Mung Bean Bowl

Bursting with carbs and protein, this mung bean bowl will keep you fueled throughout your workout!

This is the perfect pre workout meal. This bowl is jam-packed with healthy carbohydrates and protein which will keep you fueled throughout your workout. The best part about this mung bean bowl is that it can be prepped and stored in the fridge. In summertime, we tend to cook less and want to be outside more. This is the perfect on-the-go lunch or dinner that can be reheated and is just as delicious as when it was first cooked.

Chickpeas are the wonder food for vegans or vegetarians. They provide a huge source of protein with 15 grams of protein per cup. Chickpeas or garbanzo beans are filled with fiber, which can help regulate your digestive system. Due to their high fiber content, chickpeas will also keep you fuller longer, which, in turn, can control your appetite.

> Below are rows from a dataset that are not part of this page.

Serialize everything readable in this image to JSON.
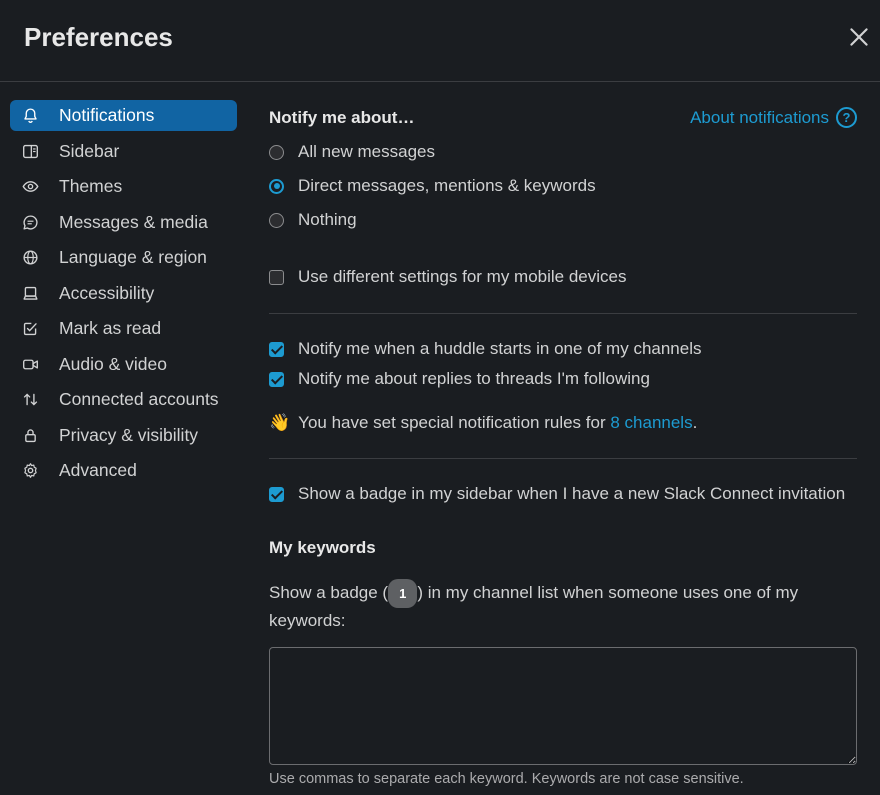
{
  "header": {
    "title": "Preferences"
  },
  "sidebar": {
    "items": [
      {
        "label": "Notifications",
        "icon": "bell-icon",
        "active": true
      },
      {
        "label": "Sidebar",
        "icon": "sidebar-icon"
      },
      {
        "label": "Themes",
        "icon": "eye-icon"
      },
      {
        "label": "Messages & media",
        "icon": "message-icon"
      },
      {
        "label": "Language & region",
        "icon": "globe-icon"
      },
      {
        "label": "Accessibility",
        "icon": "laptop-icon"
      },
      {
        "label": "Mark as read",
        "icon": "check-square-icon"
      },
      {
        "label": "Audio & video",
        "icon": "video-icon"
      },
      {
        "label": "Connected accounts",
        "icon": "arrows-icon"
      },
      {
        "label": "Privacy & visibility",
        "icon": "lock-icon"
      },
      {
        "label": "Advanced",
        "icon": "gear-icon"
      }
    ]
  },
  "main": {
    "notify_title": "Notify me about…",
    "about_link": "About notifications",
    "help_glyph": "?",
    "radios": [
      {
        "label": "All new messages",
        "checked": false
      },
      {
        "label": "Direct messages, mentions & keywords",
        "checked": true
      },
      {
        "label": "Nothing",
        "checked": false
      }
    ],
    "mobile_checkbox": {
      "label": "Use different settings for my mobile devices",
      "checked": false
    },
    "huddle_checkbox": {
      "label": "Notify me when a huddle starts in one of my channels",
      "checked": true
    },
    "threads_checkbox": {
      "label": "Notify me about replies to threads I'm following",
      "checked": true
    },
    "special_rules": {
      "emoji": "👋",
      "text_before": "You have set special notification rules for",
      "link": "8 channels",
      "text_after": "."
    },
    "badge_checkbox": {
      "label": "Show a badge in my sidebar when I have a new Slack Connect invitation",
      "checked": true
    },
    "keywords": {
      "title": "My keywords",
      "desc_before": "Show a badge (",
      "badge": "1",
      "desc_after": ") in my channel list when someone uses one of my keywords:",
      "value": "",
      "hint": "Use commas to separate each keyword. Keywords are not case sensitive."
    }
  },
  "colors": {
    "accent": "#1d9bd1",
    "active_nav": "#1164a3",
    "background": "#1a1d21"
  }
}
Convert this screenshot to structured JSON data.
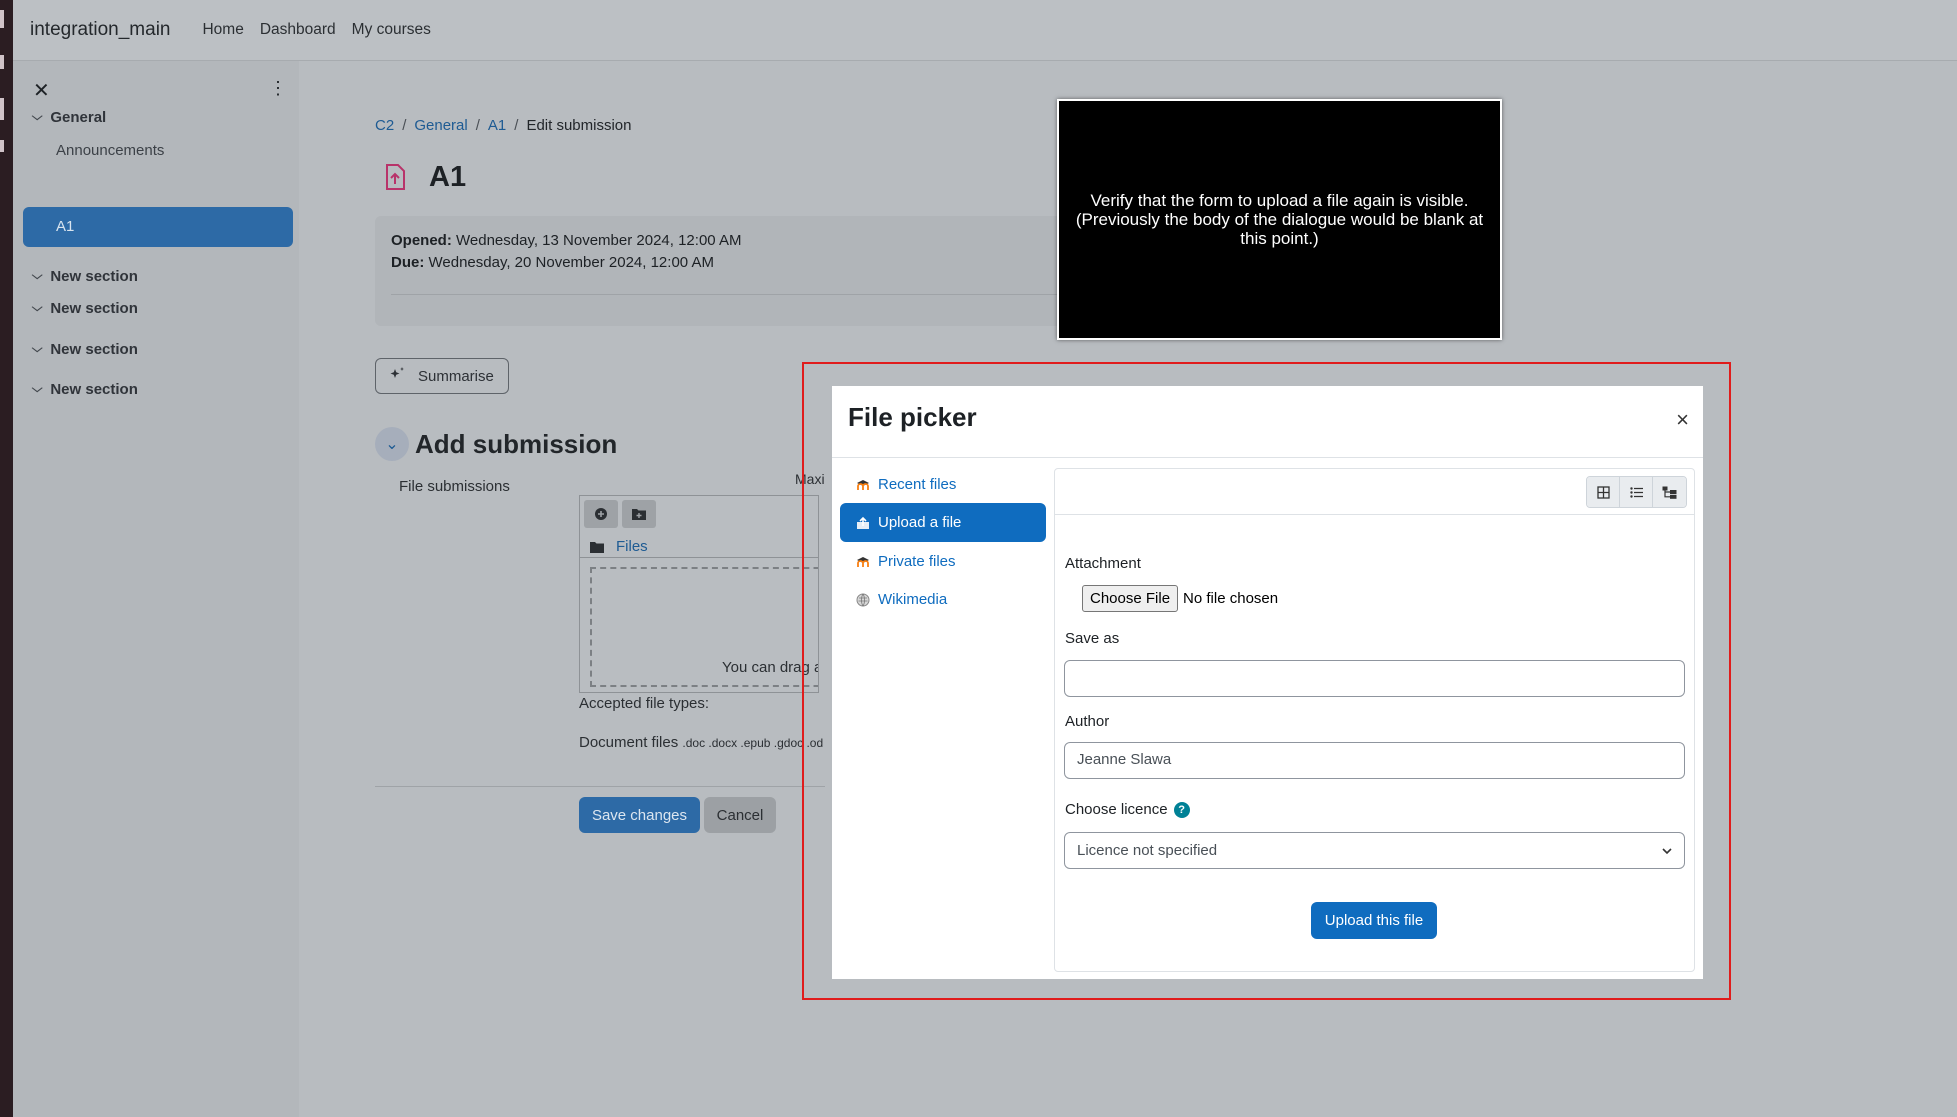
{
  "navbar": {
    "brand": "integration_main",
    "links": [
      "Home",
      "Dashboard",
      "My courses"
    ]
  },
  "drawer": {
    "sections": [
      {
        "label": "General",
        "items": [
          "Announcements",
          "A1"
        ]
      },
      {
        "label": "New section"
      },
      {
        "label": "New section"
      },
      {
        "label": "New section"
      },
      {
        "label": "New section"
      }
    ]
  },
  "breadcrumb": {
    "items": [
      "C2",
      "General",
      "A1"
    ],
    "current": "Edit submission",
    "separator": "/"
  },
  "page": {
    "title": "A1",
    "opened_label": "Opened:",
    "opened_value": "Wednesday, 13 November 2024, 12:00 AM",
    "due_label": "Due:",
    "due_value": "Wednesday, 20 November 2024, 12:00 AM",
    "summarise_label": "Summarise",
    "add_submission_title": "Add submission",
    "file_submissions_label": "File submissions",
    "max_label_fragment": "Maxi",
    "files_folder_label": "Files",
    "drop_text_fragment": "You can drag and",
    "accepted_label": "Accepted file types:",
    "document_files_label": "Document files",
    "document_files_exts": ".doc .docx .epub .gdoc .od",
    "save_label": "Save changes",
    "cancel_label": "Cancel"
  },
  "overlay_note": {
    "text": "Verify that the form to upload a file again is visible. (Previously the body of the dialogue would be blank at this point.)"
  },
  "file_picker": {
    "title": "File picker",
    "close_glyph": "×",
    "repositories": [
      {
        "label": "Recent files",
        "icon": "moodle-icon",
        "active": false
      },
      {
        "label": "Upload a file",
        "icon": "upload-icon",
        "active": true
      },
      {
        "label": "Private files",
        "icon": "moodle-icon",
        "active": false
      },
      {
        "label": "Wikimedia",
        "icon": "wikimedia-icon",
        "active": false
      }
    ],
    "views": [
      "grid-view-icon",
      "list-view-icon",
      "tree-view-icon"
    ],
    "form": {
      "attachment_label": "Attachment",
      "choose_button": "Choose File",
      "no_file_text": "No file chosen",
      "save_as_label": "Save as",
      "save_as_value": "",
      "author_label": "Author",
      "author_value": "Jeanne Slawa",
      "licence_label": "Choose licence",
      "licence_help": "?",
      "licence_selected": "Licence not specified",
      "upload_button": "Upload this file"
    }
  },
  "colors": {
    "primary": "#0f6cbf",
    "highlight_frame": "#e01c1c",
    "drawer_active": "#2d6aa6",
    "help_icon": "#008196"
  }
}
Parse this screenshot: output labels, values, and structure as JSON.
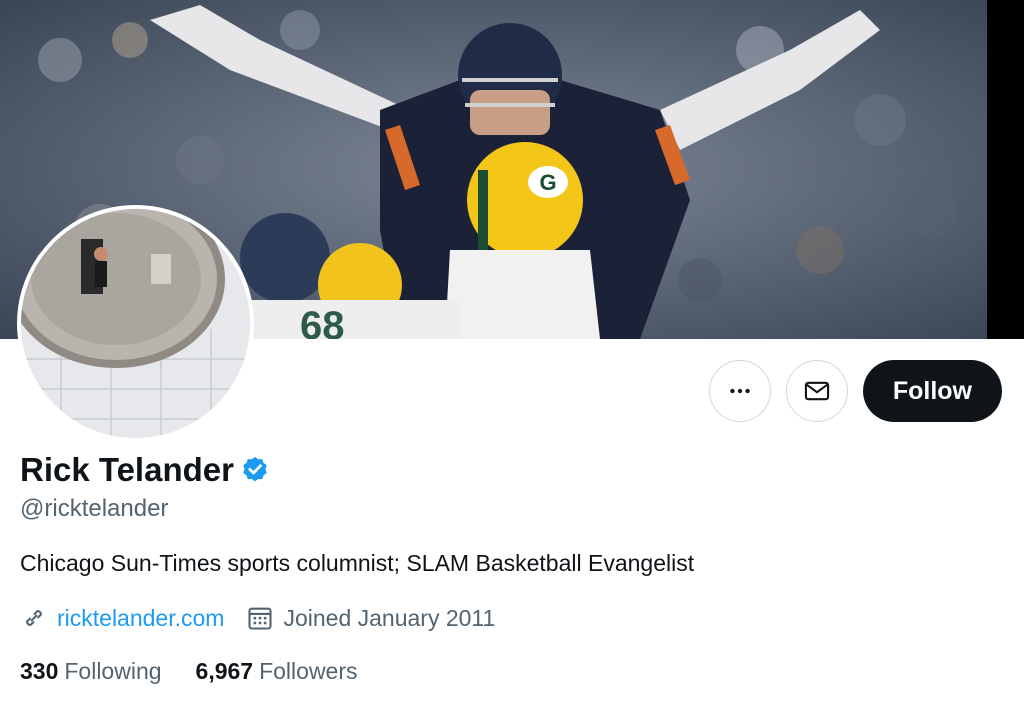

Chickpeas are a staple in many parts of the world because they are an inexpensive way to amass nutrients into the body. Chickpeas have a large amount of iron to keep you energized and focused.

Mung bean noodles are one of the most versatile noodles. They are relatively tasteless so they will take on any flavor you add to the dish. Mung bean noodles are widely popular in Asia. Mung bean noodles have a few other names such as glass noodles or thread noodles. Mung bean noodles are gluten free. They are translucent prior to cooking. When purchasing Mung bean pasta, opt for the organic version. I purchased these noodles at my local organic store and they were delicious. Mung bean noodles tend to be more filling than traditional pasta. Normally, when we consume gluten-based pasta, we tend to eat a lot more than we should. Luckily, these little guys will keep you satiated for a longer amount of time and give you lots of energy.


Mung Bean Bowl

Prep Time
Total Time


  • 1 package organic mung bean noodles
  • 1 cup chickpeas
  • 1 cup sliced carrots
  • 1/2 cup chopped parsley
  • 1 tablespoon gluten free tamari
  • 2 teaspoons sesame oil
  • 1/2 tablespoon grated ginger
  • 2 garlic cloves
  • 1 Thai chili (optional)


1.) Cook mung bean noodles according to package. After cooking, rinse with cold water and set aside.

2.) Drain chickpeas and set aside.

3.) Preheat a pan over medium heat. Add sesame oil, ginger, and garlic. Cook until fragrant or 2 minutes. Add sliced carrots and Thai chili if using, cook for another 3 minutes. Remove from heat.

4.) Combine carrot ginger sauce with chickpeas and mung bean noodles. Top with parsley and serve.